Reproducibility Datasets
Five of six backtest corpora we audited were contaminated (how). We rebuilt them from raw tape and locked the result. Each dataset ships with the contamination-test suite that proves the corpus is the one we audited — you can verify provenance with one command.
Available datasets
Kalshi 305K markets
Multi-year history of Kalshi binary contracts. Rebuilt from the Becker 72.1M-trade dataset. Every market carries scrape_ts, resolution_ts, and a genuine_flag. Post-resolution ticks scrubbed.
- · 305,127 markets · ~9.2M price ticks
- · Parquet + DuckDB-ready
- · SHA-256 fingerprinted
- · F1214 contamination test suite included
Limitless 36K markets
Daily, hourly, and 15-min crypto-binary contracts. The "constant-0.5 yes_price" bug from the original corpus has been fixed by replay from the API.
- · 36,184 markets across daily / hourly / 15-min cadences
- · Maker-rebate eligibility flags
- · Resolution-source audit trail
- · F1214 contamination test suite included
Polymarket YES-token
Polymarket (international) market histories restricted to the YES-token side, post-snapshot-misalignment fix. Use for calibration research and structural-arb baselines.
- · ~190K markets
- · UMA oracle resolution trail
- · neg-risk grouping metadata
- · F1214 contamination test suite included
All three + future updates
All three corpora, plus quarterly refreshes for 12 months. The F1214 test suite ships with every refresh — you can rerun provenance verification on every update.
- · All three datasets
- · 4 × quarterly updates
- · Priority email support
- · Access to research changelog
License terms restrict redistribution.
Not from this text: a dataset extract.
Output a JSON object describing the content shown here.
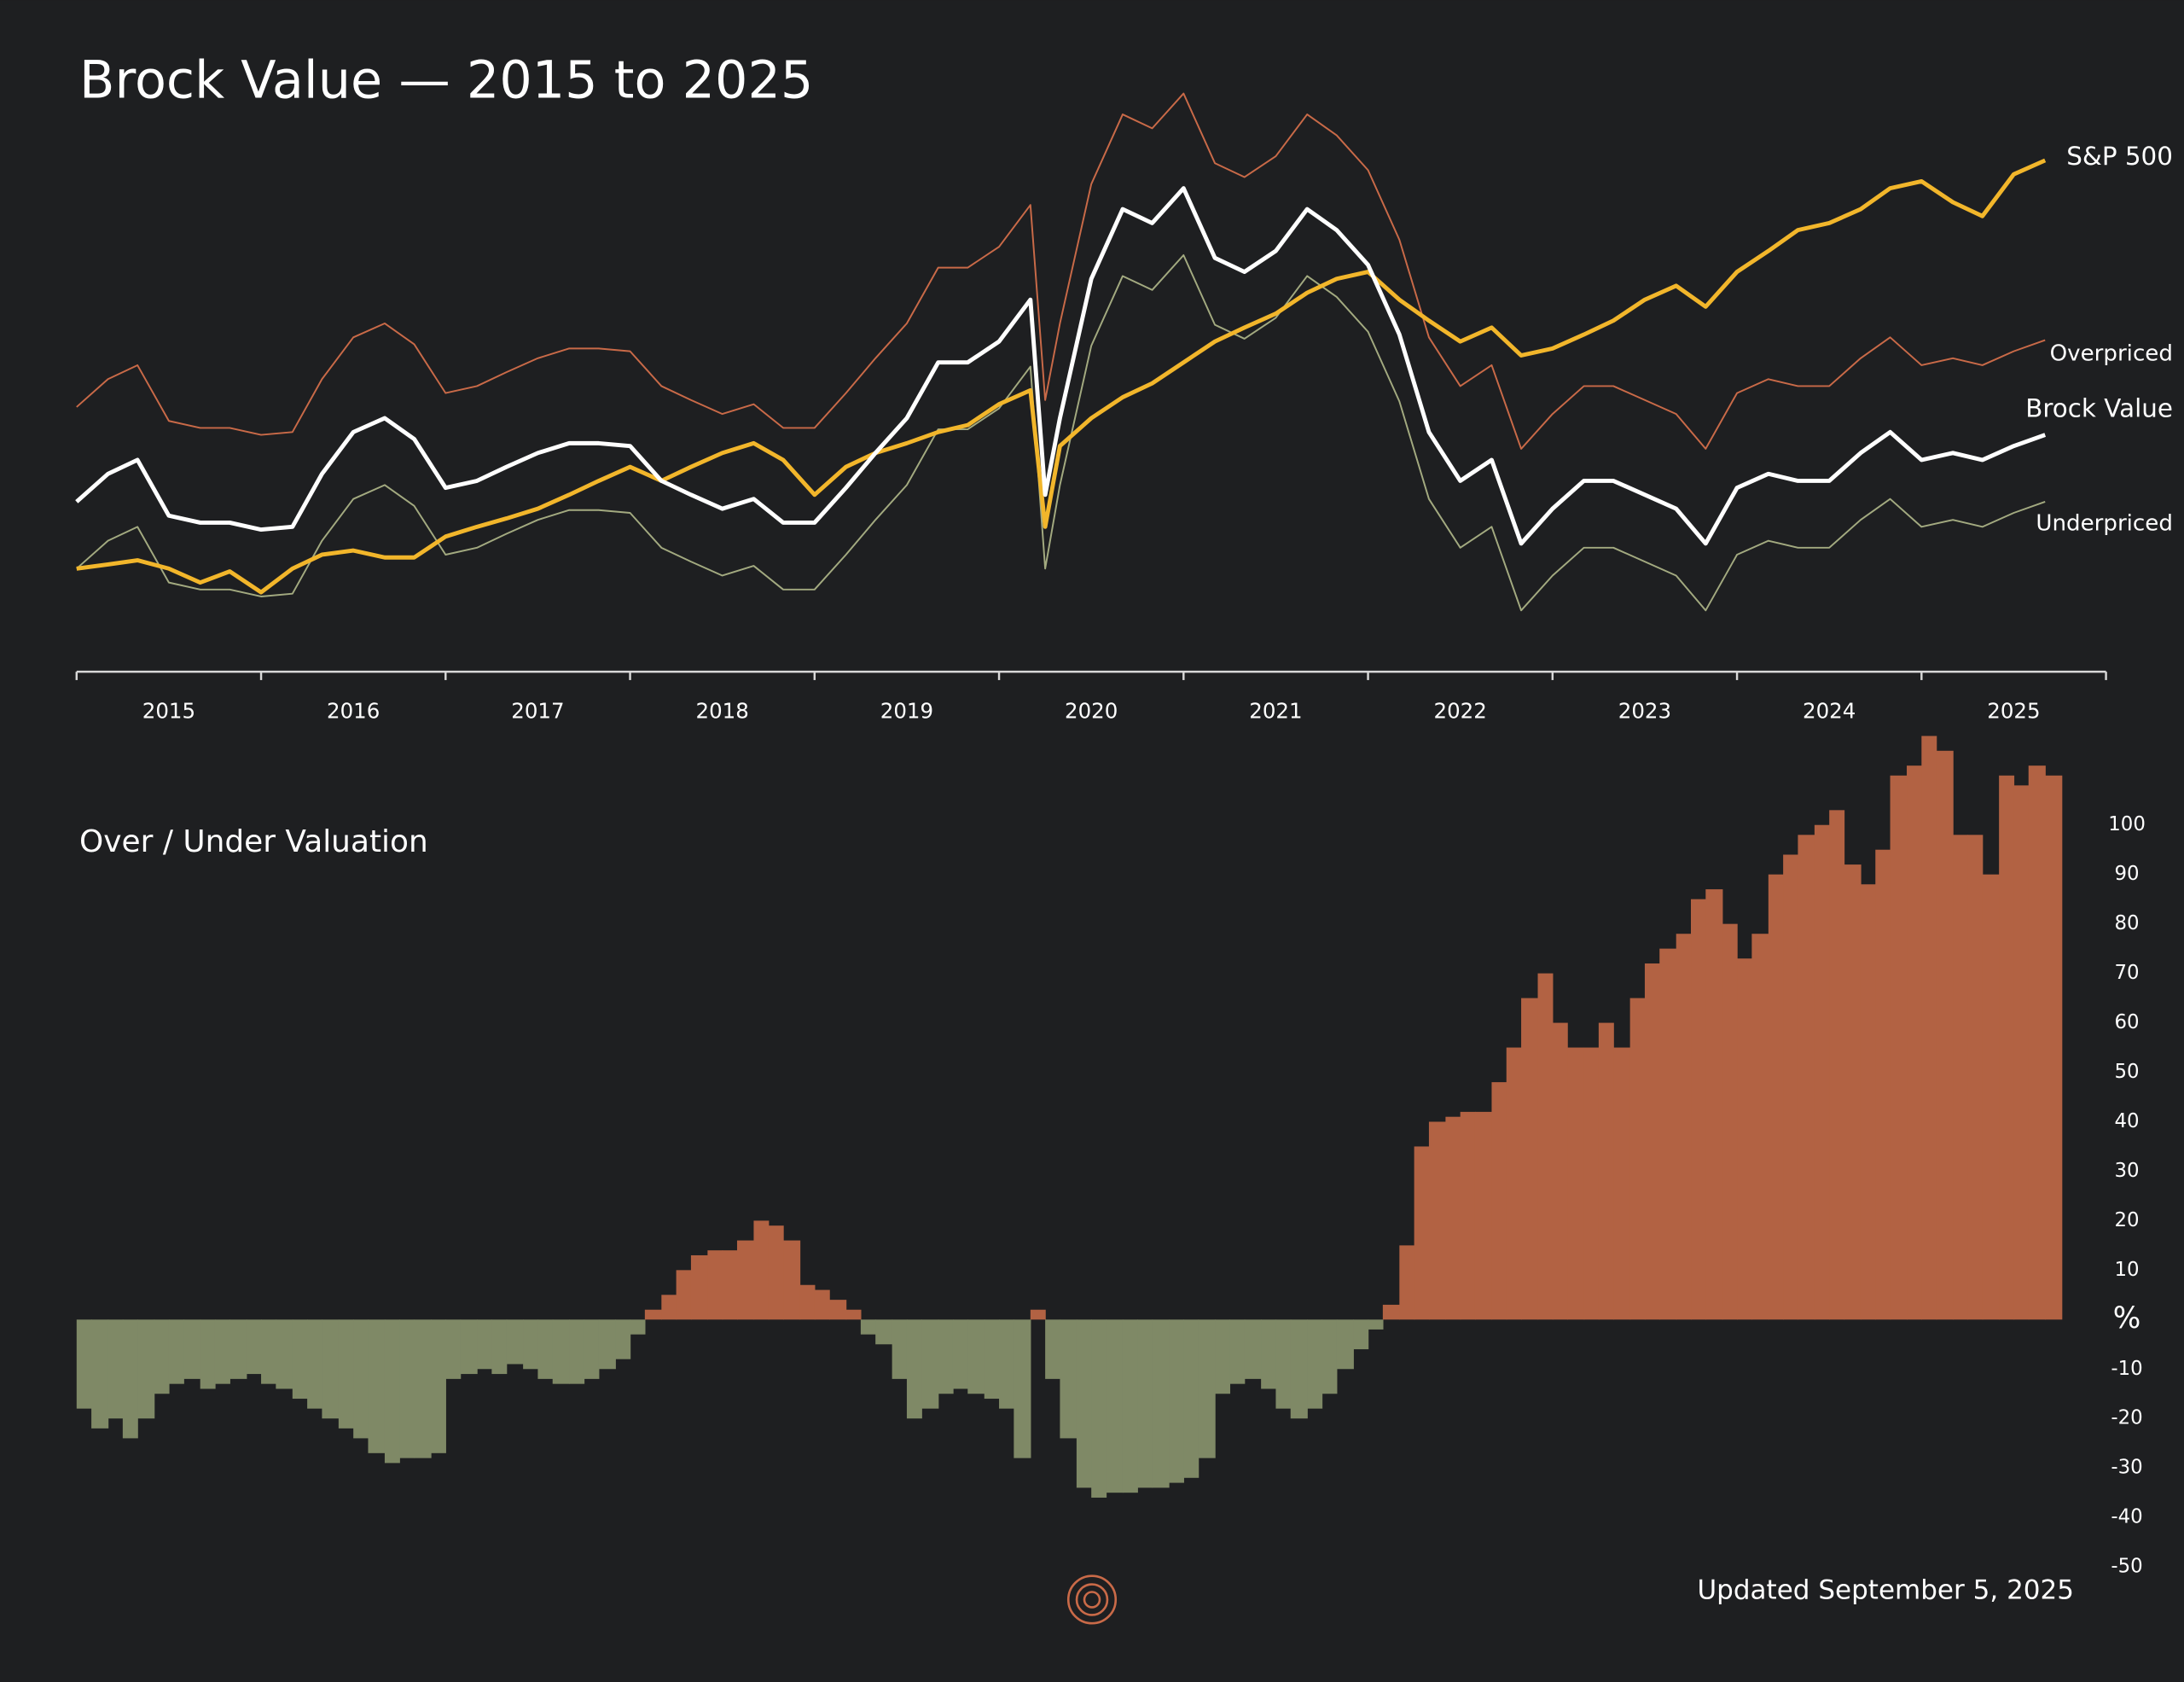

Academic tier requires .edu email + a research-use statement.
What "verify provenance" means
Each dataset ships with a verify_corpus.py script that:
- Computes the SHA-256 of every parquet shard and matches against the locked fingerprint.
- Runs all five F1214 contamination tests on the corpus and prints the per-test score.
- Spot-checks 100 random markets against the source venue for outcome correctness.
If anyone modifies the dataset (deliberately or accidentally), the fingerprint diverges and the contamination scores shift. Reproducibility is not honor-system — it's mechanical.
Why buy a corpus you could scrape yourself?
- · Time. The Becker dataset is ~36 GiB compressed. Rebuilding our cleaned variant — strip post-resolution ticks, mark provenance, fingerprint — took roughly 80 engineering hours.
- · The test suite. The contamination tests are the real value. Even if you have your own corpus, the F1214 suite is what tells you whether it's contaminated.
- · Citability. Academic / commissioned research benefits from a fingerprinted corpus that another team can re-fetch and verify against the same fingerprint.
- · Updates. The bundle ships quarterly refreshes that re-run the audit. Doing this in-house every quarter is the maintenance cost most teams underestimate.
If you don't need the test suite or the updates and just want the underlying tape, the Becker dataset is public — we cite it openly and recommend it. Our value is the rebuild, the audit, and the test suite, not the raw bytes.